I going to tell the psychiatrist that I can no longer parent him and that I need him out of my house. I'm going to say that I need him out of my house while he is there and listening. I going to say that I am not going to stop being his dad but that I have reached the absolute end of what I can do for him as a parent. He is rejecting all my efforts in favor for what he feels will help him when he has no idea what works or how to take care of himself. I'm going to ask to be given names or numbers of any resource that I have not thought of to accomplished this. I going to tell her that my life and mental health and physical health is in jeopardy. . . . . that he is killing me with stress. That I will die of a stroke or heart attack or my health will decline if he continues and stays in our home. I'm going to say that I can't afford both money and physically and my family to have him stay. I'm going to basically say that after years of dumping all my strength and resources into getting him to be independent and not petrified of living in the world on his own, I have come the end of the road of what is within my ability to parent him any longer and that I have to hand him off to someone else. I still want to be a dad, but I just don't have what it takes to be a dad for him. My love and Care and efforts are just not enough. I need more and different outside help than what I have found and paid for the last several years. Because I am no longer able to do it myself any more. I am beyond my ability. 

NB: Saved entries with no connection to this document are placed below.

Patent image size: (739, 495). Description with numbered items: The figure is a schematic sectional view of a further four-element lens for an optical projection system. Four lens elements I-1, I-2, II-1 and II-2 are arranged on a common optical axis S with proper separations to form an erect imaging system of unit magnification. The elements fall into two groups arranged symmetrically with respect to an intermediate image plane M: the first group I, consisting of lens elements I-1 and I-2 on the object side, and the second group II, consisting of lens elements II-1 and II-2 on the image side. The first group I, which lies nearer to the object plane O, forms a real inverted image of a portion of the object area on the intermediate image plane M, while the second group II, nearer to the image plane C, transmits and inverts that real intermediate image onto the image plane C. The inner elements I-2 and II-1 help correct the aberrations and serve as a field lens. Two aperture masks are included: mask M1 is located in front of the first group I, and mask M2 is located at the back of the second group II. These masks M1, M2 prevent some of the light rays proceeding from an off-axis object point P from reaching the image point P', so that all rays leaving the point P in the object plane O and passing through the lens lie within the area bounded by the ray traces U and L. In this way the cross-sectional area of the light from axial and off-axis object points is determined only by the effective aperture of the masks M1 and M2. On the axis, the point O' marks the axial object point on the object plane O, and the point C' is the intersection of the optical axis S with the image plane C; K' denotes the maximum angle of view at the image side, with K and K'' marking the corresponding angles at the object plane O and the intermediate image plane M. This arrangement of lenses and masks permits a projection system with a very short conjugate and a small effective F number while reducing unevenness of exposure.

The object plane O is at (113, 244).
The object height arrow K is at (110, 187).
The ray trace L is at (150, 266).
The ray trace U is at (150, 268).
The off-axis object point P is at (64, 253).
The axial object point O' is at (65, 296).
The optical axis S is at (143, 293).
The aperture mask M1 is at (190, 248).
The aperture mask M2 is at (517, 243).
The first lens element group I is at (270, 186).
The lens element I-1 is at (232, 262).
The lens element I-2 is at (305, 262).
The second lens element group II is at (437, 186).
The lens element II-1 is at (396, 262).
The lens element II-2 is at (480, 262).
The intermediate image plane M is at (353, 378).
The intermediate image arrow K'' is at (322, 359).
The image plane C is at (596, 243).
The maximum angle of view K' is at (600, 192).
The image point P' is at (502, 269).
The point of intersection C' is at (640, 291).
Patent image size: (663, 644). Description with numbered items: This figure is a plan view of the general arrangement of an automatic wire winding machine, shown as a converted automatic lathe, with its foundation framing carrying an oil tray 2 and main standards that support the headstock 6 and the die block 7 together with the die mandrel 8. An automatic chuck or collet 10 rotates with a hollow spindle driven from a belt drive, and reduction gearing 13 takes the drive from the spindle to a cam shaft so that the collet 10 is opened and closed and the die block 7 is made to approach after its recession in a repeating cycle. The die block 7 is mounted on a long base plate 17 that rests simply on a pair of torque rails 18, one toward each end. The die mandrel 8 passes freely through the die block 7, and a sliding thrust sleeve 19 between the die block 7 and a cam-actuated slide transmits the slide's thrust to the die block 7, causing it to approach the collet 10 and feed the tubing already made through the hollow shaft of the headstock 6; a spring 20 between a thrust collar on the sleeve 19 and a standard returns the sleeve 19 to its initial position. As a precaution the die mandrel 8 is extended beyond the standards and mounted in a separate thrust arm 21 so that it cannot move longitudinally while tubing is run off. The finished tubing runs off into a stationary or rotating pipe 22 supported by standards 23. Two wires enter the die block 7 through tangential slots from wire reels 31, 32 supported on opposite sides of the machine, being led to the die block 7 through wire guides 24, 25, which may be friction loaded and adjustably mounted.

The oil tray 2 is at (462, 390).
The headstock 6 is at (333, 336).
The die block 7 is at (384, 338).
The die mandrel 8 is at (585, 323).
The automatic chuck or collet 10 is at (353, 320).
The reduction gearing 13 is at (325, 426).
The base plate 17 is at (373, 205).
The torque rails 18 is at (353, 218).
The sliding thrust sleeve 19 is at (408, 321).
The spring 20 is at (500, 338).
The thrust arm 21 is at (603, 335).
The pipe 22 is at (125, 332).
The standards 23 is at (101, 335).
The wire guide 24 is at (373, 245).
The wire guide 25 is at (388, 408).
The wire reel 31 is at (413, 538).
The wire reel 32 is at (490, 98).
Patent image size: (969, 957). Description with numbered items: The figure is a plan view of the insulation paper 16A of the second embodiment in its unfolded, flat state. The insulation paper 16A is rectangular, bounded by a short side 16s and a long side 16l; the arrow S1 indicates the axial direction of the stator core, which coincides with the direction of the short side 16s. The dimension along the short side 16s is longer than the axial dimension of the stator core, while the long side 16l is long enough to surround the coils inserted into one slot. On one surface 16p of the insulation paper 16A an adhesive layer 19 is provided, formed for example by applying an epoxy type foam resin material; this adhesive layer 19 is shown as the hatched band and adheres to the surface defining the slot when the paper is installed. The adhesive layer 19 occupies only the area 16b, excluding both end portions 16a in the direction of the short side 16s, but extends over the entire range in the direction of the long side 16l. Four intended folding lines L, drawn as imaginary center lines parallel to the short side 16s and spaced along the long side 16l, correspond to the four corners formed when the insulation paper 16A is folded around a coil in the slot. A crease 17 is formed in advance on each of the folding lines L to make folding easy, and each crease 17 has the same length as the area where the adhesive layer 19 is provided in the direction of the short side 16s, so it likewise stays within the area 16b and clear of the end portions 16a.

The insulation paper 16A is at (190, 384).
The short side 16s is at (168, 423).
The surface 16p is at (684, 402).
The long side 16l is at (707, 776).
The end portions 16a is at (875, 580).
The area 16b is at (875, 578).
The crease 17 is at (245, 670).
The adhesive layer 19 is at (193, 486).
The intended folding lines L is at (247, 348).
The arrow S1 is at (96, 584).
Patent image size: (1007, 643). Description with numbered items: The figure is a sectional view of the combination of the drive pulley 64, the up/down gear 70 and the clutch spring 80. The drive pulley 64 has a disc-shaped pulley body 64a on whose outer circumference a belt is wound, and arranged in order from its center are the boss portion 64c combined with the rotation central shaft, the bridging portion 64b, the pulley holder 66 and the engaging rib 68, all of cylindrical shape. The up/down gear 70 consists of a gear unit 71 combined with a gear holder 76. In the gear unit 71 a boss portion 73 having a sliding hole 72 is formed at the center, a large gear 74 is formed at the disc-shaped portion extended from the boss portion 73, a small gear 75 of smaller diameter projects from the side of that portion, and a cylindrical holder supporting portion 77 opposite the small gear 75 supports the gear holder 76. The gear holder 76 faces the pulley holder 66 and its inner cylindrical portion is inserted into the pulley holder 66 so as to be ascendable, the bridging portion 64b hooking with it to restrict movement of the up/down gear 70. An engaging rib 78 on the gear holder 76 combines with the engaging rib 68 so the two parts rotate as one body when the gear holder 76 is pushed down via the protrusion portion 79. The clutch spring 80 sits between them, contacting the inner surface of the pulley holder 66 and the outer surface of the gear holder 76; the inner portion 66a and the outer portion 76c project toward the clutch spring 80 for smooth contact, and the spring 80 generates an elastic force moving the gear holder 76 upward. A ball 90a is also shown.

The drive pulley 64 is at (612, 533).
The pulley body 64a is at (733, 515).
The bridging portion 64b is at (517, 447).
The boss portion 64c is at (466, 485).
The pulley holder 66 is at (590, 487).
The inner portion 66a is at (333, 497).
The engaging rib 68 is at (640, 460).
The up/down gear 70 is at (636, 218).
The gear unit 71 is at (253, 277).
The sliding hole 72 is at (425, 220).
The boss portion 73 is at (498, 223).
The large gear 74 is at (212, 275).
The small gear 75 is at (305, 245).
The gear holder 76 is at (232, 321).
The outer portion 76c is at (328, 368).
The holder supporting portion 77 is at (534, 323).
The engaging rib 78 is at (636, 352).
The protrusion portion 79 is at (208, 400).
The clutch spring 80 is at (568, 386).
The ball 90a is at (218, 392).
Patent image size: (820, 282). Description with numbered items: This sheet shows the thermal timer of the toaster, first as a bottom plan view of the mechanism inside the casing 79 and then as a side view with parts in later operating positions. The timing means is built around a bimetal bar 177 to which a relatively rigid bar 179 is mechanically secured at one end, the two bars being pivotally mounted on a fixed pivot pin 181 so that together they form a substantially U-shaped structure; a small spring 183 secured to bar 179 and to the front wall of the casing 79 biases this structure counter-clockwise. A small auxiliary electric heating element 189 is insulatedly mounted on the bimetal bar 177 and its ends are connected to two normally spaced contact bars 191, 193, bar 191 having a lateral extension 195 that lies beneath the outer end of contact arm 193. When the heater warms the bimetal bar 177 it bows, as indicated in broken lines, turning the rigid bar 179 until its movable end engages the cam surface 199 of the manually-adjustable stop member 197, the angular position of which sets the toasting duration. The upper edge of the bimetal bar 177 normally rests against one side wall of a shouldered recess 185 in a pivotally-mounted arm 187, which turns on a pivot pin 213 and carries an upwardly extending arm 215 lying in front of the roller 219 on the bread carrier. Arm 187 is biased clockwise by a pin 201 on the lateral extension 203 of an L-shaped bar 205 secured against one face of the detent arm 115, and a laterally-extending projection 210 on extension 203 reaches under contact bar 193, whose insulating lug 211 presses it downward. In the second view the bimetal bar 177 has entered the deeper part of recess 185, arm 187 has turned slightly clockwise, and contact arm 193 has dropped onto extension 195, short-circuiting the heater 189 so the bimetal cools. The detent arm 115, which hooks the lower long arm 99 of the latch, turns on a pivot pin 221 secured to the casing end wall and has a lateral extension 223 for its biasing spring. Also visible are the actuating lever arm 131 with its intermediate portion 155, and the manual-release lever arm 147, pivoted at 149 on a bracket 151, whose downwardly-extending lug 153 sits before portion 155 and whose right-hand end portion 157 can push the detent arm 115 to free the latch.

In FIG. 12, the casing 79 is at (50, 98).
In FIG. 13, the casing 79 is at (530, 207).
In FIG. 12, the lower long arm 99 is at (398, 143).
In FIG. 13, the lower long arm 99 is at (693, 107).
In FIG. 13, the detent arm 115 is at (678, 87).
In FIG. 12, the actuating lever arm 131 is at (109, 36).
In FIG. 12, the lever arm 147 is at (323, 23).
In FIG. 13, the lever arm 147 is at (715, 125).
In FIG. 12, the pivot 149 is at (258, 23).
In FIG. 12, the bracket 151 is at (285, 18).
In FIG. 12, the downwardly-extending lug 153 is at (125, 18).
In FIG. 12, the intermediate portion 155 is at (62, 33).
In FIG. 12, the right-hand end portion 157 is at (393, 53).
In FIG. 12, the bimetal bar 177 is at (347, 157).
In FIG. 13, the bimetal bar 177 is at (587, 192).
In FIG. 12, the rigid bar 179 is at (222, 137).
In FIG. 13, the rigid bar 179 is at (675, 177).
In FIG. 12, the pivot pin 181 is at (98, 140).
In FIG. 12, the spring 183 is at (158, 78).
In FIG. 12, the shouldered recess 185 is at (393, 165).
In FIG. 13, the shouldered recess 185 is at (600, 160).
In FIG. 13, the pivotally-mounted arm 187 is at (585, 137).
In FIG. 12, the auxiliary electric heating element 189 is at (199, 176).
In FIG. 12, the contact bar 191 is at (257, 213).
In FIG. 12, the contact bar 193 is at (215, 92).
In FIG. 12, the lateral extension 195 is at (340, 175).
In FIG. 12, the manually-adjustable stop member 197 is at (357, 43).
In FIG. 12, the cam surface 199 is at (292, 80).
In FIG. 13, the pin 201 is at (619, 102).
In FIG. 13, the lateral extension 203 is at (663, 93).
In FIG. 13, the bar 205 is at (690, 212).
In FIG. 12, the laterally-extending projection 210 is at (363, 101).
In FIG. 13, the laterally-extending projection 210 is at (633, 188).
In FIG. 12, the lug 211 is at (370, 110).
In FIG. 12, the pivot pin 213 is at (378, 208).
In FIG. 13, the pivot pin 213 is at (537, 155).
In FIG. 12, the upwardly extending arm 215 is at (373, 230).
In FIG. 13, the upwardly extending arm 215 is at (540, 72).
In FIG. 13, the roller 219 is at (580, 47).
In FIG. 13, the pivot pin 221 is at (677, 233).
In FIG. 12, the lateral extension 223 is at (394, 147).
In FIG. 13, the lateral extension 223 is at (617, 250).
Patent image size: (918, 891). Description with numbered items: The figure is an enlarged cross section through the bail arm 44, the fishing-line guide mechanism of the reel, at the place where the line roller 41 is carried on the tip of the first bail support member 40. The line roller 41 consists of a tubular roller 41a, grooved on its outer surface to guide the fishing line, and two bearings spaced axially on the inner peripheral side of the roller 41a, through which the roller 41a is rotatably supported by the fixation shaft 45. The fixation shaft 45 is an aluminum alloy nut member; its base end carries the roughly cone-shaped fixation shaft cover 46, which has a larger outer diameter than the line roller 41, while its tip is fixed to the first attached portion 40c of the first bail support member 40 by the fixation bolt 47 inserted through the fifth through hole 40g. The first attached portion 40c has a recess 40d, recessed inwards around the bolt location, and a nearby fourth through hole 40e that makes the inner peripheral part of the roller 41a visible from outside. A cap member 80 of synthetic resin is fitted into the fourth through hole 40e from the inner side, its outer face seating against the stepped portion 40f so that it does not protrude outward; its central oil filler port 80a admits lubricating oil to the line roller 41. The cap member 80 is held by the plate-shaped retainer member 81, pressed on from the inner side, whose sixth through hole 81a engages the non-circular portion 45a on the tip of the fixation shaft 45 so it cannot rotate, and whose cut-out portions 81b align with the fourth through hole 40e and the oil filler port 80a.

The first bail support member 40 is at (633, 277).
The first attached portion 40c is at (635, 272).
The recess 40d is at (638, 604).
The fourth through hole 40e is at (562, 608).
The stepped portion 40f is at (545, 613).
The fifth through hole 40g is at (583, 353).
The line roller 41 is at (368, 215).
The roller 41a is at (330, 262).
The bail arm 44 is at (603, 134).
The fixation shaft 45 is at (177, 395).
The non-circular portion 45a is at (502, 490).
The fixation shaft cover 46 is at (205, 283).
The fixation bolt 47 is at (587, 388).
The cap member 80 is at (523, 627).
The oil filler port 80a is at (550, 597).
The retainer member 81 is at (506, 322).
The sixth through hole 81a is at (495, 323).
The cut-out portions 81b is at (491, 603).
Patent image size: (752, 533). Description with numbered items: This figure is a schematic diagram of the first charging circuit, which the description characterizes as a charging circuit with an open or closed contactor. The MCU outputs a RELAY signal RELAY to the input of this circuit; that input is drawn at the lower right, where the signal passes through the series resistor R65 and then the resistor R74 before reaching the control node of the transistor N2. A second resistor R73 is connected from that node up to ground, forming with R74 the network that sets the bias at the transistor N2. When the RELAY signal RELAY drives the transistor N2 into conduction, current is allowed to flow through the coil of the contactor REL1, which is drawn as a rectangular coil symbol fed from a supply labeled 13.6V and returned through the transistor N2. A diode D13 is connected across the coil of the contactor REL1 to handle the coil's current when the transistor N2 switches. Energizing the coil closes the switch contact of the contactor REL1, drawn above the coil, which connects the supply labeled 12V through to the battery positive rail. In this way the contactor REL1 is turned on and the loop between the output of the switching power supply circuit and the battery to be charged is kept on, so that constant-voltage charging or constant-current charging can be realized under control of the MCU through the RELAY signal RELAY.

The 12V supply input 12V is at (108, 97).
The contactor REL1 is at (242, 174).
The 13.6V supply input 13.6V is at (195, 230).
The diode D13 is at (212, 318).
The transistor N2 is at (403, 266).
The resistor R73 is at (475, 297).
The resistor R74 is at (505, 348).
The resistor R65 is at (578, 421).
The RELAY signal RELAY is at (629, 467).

I guess it was always beyond my ability if I look back at all of what I tried to do. 

He will hear this and he won't hear that he is doing is hurting the well being of the members of his family. He will only hear that I don't want him. He will only hear that money is more important than him. He will only hear that I don't love him any more. He will only hear that he is the sole blame of our problems and that he is a target. He will hear that I am trying to betray him.

And he will attack us out of anger and pain and betrayal. 

And I'm expecting it not to work. And then I'm going to have to have that drive home with him. And who knows what it'll be like but I'm sure it will be out of control and horrible and that may be the final end. And after we get home, I expect him to turn everything I said into knives that he will try to bury in my heart. He will strip the meaning of what I was trying to say and throw the reinterpreted pieces of what I said at me like bombs. If we walk out of that office with no other resource for me to access, that will be it. I have multiplied everything tenfold and not taken even a half step forward.

And you know what? I don't know how much I can do anymore. I don't know how much I can withstand of this yelling and the accusations and abuse from him. It's going to end up killing me. It's going to shorten my life. I mean I went to the hospital after he jumped out of the car because I was under so much stress that my blood pressure was high enough to give me a stroke. And what would have happened after that? I would have been brain dead? Partially paralyzed? Unable to provide anything for my wife and my other son? And where would I have been then? 

God, this is such a shit show. 

But it's time to draw a line...... And then hold it.